La Gazette du doublage : En 1979, vous avez réalisé et écrit le feuilleton La Lettre de Nouvelle-France. Pourriez-vous nous en dire quelques mots ? Comment s’est passé la collaboration avec Michel Arcand, monteur exceptionnel qui plus tard a exercé son talent sur de très grosses « machines » hollywoodiennes ?

Vincent Davy : Tout cela est très loin (décidément, c’est un leitmotiv) mais je dirais en gros que j’avais écrit un premier épisode et le synopsis de cette histoire pour exorciser un grand malheur et qu’après les avoir envoyés à quelques producteurs je n’en attendais pas grand chose ; puis ce n’est que deux ans plus tard que quelqu’un les a sortis de son tiroir, m’a demandé de terminer la rédaction des douze épisodes restants en trois mois et d’en assumer la réalisation.

Ce ne fut hélas pas un succès à cause de mon inexpérience en ce domaine et ce malgré la présence d’une magnifique équipe à mes cotés.

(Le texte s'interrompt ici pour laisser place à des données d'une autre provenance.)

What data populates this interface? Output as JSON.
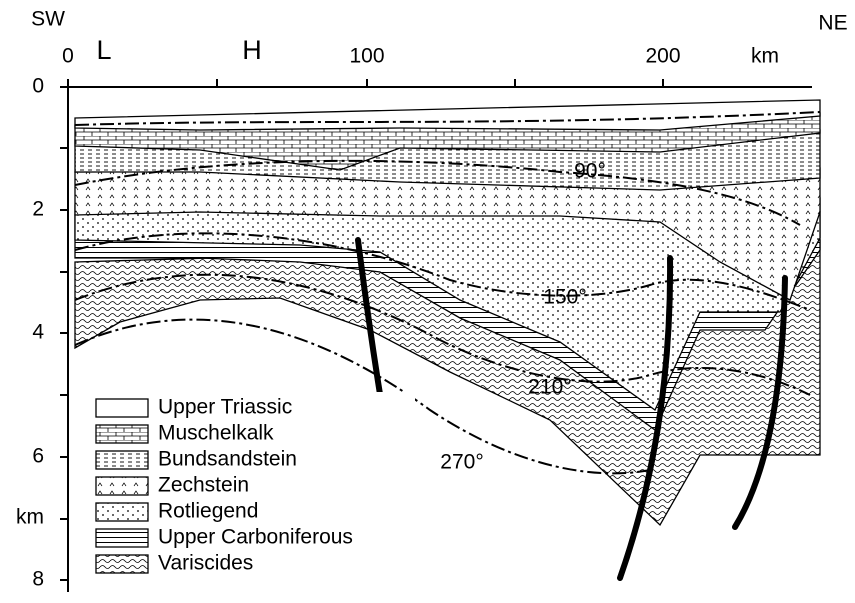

A ce sujet, le travail de Michel Arcand a été remarquable car il a sauvé les meubles et je me souviens de lui comme de quelqu’un de très talentueux et généreux.

La Gazette du doublage : Vous avez joué sur scène dans Les Femmes savantes de Molière sur une mise en scène de Daniel Roussel. Qu’avez-vous joué d’autre au théâtre ? Qu’y recherchez-vous en tant qu’artiste ?

Vincent Davy : Comme je vous l’ai mentionné plus tôt j’ai fait pas mal de théâtre dans ma vie, au Québec j’ai rarement joué des rôles principaux car il eut fallu que j’abandonne mes activités au doublage. J’y ai trouvé la satisfaction d’avoir à m’exprimer dans une langue solide (point très important pour moi) et aussi celle d’y retrouver les racines de ma formation.

Je parle au passé parce que je ne pense pas remonter un jour sur scène (même si Les Femmes savantes s’est révélé une expérience très positive pour moi) lorsqu’on n’en fait pas régulièrement, la machine se rouille, la mémoire surtout... et le mauvais trac devient omniprésent.